Before installing, confirm that the PaddleOCR API URL is trustworthy, protect the access token, and only process documents you are willing to send to that service. If the documents are sensitive, consider using `--stdout` or a secure output path and delete any temporary result files afterward.
Findings (4)
Artifact-based informational review of SKILL.md, metadata, install specs, static scan signals, and capability signals. ClawScan does not execute the skill or run runtime probes.
A local PDF or image provided to the skill can leave the machine for external OCR processing.
For local-file parsing, the script reads the selected file, encodes it, and sends it to the configured document parsing API.
return base64.b64encode(path.read_bytes()).decode("utf-8") ... resp = client.post(api_url, json=params, headers=headers)Use this only with documents you intend to send to PaddleOCR or a trusted configured endpoint, and avoid submitting regulated or confidential files unless that is acceptable.

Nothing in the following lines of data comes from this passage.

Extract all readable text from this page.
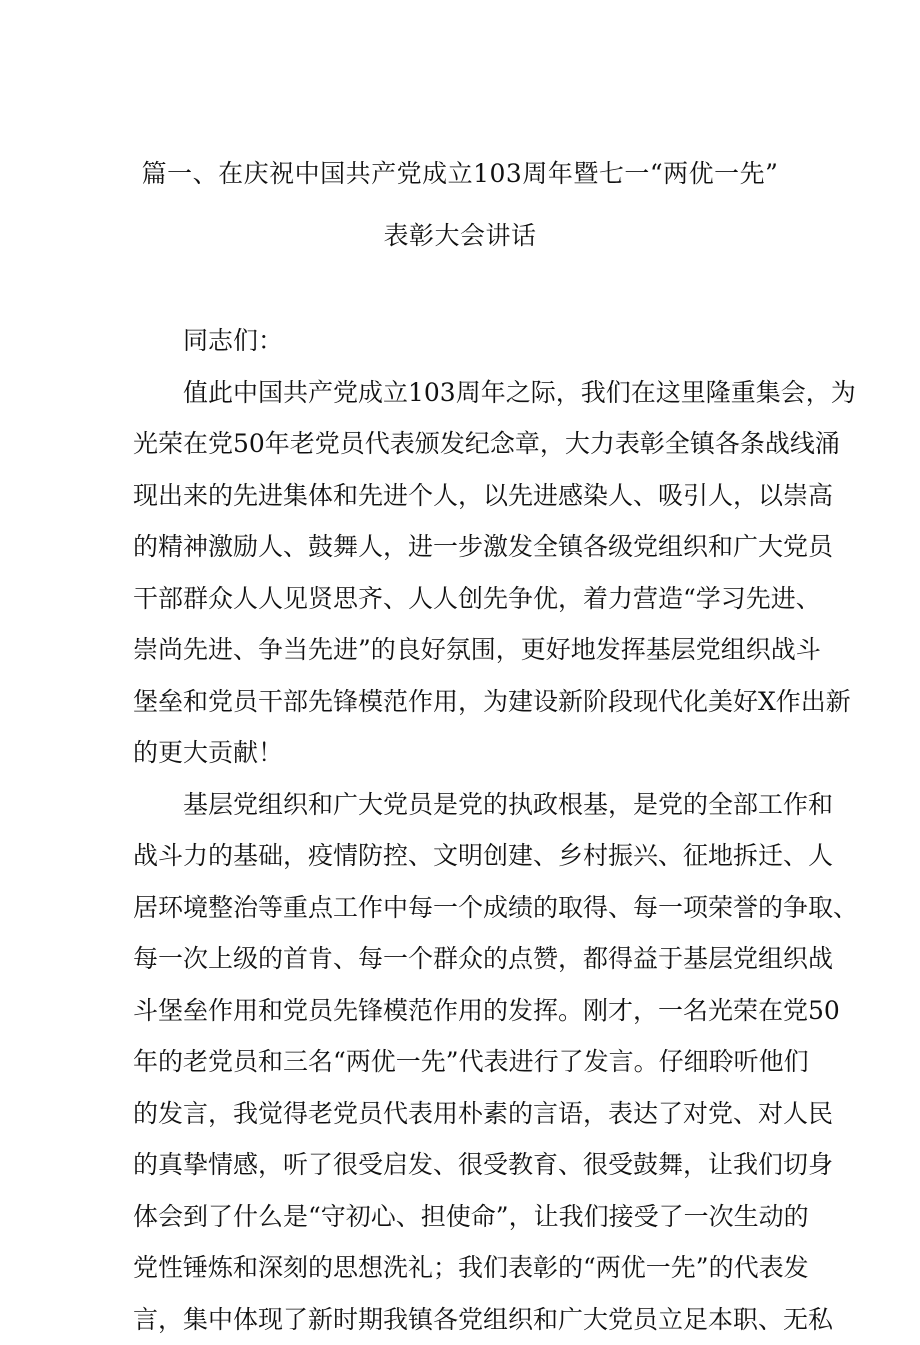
篇一、在庆祝中国共产党成立103周年暨七一“两优一先”
表彰大会讲话
同志们：
值此中国共产党成立103周年之际，我们在这里隆重集会，为
光荣在党50年老党员代表颁发纪念章，大力表彰全镇各条战线涌
现出来的先进集体和先进个人，以先进感染人、吸引人，以崇高
的精神激励人、鼓舞人，进一步激发全镇各级党组织和广大党员
干部群众人人见贤思齐、人人创先争优，着力营造“学习先进、
崇尚先进、争当先进”的良好氛围，更好地发挥基层党组织战斗
堡垒和党员干部先锋模范作用，为建设新阶段现代化美好X作出新
的更大贡献！
基层党组织和广大党员是党的执政根基，是党的全部工作和
战斗力的基础，疫情防控、文明创建、乡村振兴、征地拆迁、人
居环境整治等重点工作中每一个成绩的取得、每一项荣誉的争取、
每一次上级的首肯、每一个群众的点赞，都得益于基层党组织战
斗堡垒作用和党员先锋模范作用的发挥。刚才，一名光荣在党50
年的老党员和三名“两优一先”代表进行了发言。仔细聆听他们
的发言，我觉得老党员代表用朴素的言语，表达了对党、对人民
的真挚情感，听了很受启发、很受教育、很受鼓舞，让我们切身
体会到了什么是“守初心、担使命”，让我们接受了一次生动的
党性锤炼和深刻的思想洗礼；我们表彰的“两优一先”的代表发
言，集中体现了新时期我镇各党组织和广大党员立足本职、无私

Anyone with access to the environment variable could use the PaddleOCR account/API quota associated with the token.
The skill uses a user-provided PaddleOCR access token to authenticate API requests, which is expected for this integration.
token = _get_env("PADDLEOCR_ACCESS_TOKEN") ... "Authorization": f"token {token}"Store the token securely, verify the API URL before use, and rotate or revoke the token if it may have been exposed.
Running the commands may fetch Python packages such as httpx, Pillow, or pypdfium2 from package indexes, depending on the script used.
The documented workflow depends on uv resolving script dependencies at runtime rather than a locked install specification.
No separate install step is needed — uv resolves dependencies automatically
Run in a trusted environment and consider pinning or pre-approving dependencies if your workflow requires strict supply-chain control.
Sensitive extracted document contents may remain on disk after the task completes.
The skill persists the full parsed result, including raw JSON and extracted document text, to a local temp path by default.
If `--output` is omitted, the script saves automatically under the system temp directory ... `result_<timestamp>_<id>.json`
Use `--stdout` when persistence is not needed, choose a secure `--output` location when saving is needed, and delete temporary result files after use.